Zhiqiang Que is a research associate in the department of Computing, Imperial College London, UK. He received his B.S in Microelectronics and M.S in CS from Shanghai Jiao Tong University in 2008 and 2011, and the PhD from the Department of Computing, Imperial College London, U.K. in 2023. He worked on microarchitecture design and verification of ARM CPUs with Marvell Semiconductor (2011-2015) and low latency FPGA systems with CFFEX (2015-2018). His research interests include computer architectures, embedded systems, high-performance

computing and computer-aided design tools for hardware design optimization.

**Minghao Zhang** received the master's degree from the Department of Computing, imperial College London UK in 2022.
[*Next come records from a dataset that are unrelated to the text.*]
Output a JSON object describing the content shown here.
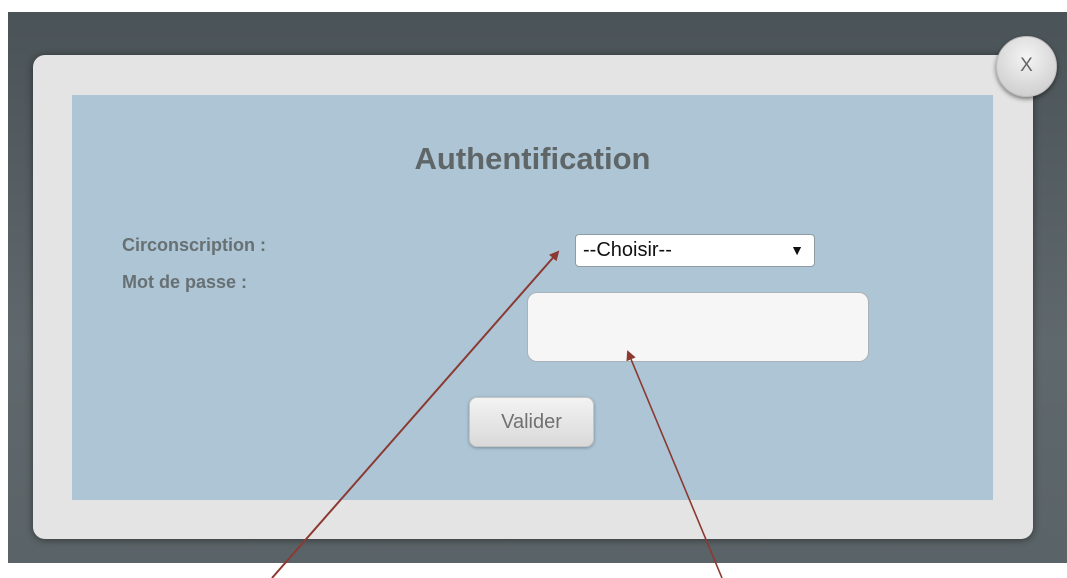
{
  "modal": {
    "title": "Authentification",
    "close_label": "X"
  },
  "form": {
    "circonscription_label": "Circonscription :",
    "password_label": "Mot de passe :",
    "select_value": "--Choisir--",
    "select_arrow": "▼",
    "password_value": "",
    "submit_label": "Valider"
  },
  "colors": {
    "backdrop": "#5a6367",
    "modal_bg": "#e4e4e4",
    "panel_bg": "#adc5d5",
    "annotation_arrow": "#8b3a32"
  },
  "icons": {
    "close": "close-icon",
    "dropdown": "chevron-down-icon"
  }
}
Hongxiang Fan received the B.S. degree in electronic engineering from Tianjin University, Tianjin, China, in 2017, and the M.Res. and D.Phil. degrees from the Department of Computing, Imperial College London, London, U.K., in 2018 and 2022. He is currently a research scientist at Samsung AI Cambridge and an affiliated postdoctoral researcher at the University of Cambridge. His current research focuses on computer architecture, machine learning and quantum computing.



Ce Guo Ce Guo is a Research Associate in Accelerator Computing in the Department of Computing at Imperial College London. His research focuses on developing efficient computing systems for large-scale temporal data analytics, agent-based simulation, and causal structural learning. Ce holds a master's degree in Artificial Intelligence and a PhD in Custom Computing, both from Imperial College London.



He Li He Li holds a full professorship and serves as the head of Circuits and Systems Department and the head of Heterogeneous Intelligent and Quantum Computing Lab in the School of Electronic Science and Engineering, Southeast University as a Professor. Before joining SEU, Dr. Li was a research assocaite for quantum information at the University of Cambridge, and a teaching staff at Trinity College Cambridge. Before joining Cambridge, He received the PhD degree at Imperial College London, 2020. He serves on technical programme committees of

the top-tier EDA and reconfigurable computing conferences (DAC, IC- CAD, ICCD, FCCM, FPL, FPT, ASP-DAC, ASAP and SOCC), and the editorial board of Frontiers in Electronics. Dr. Li is the FPT'17 best paper presentation award recipient. He serves as organisation committee members for multiple IEEE/ACM international conferences.



Wayne Luk received the M.A., M.Sc., and D.Phil. Degrees in Engineering and Computing Science from the University of Oxford, Oxford, U.K. He is a Professor of Computer Engineering with Imperial College London, London, U.K. He was a Visiting Professor with Stanford University, Stanford, CA, USA. His current research interests include theory and practice of customizing hardware and software for specific application domains, such as multimedia, networking, and finance.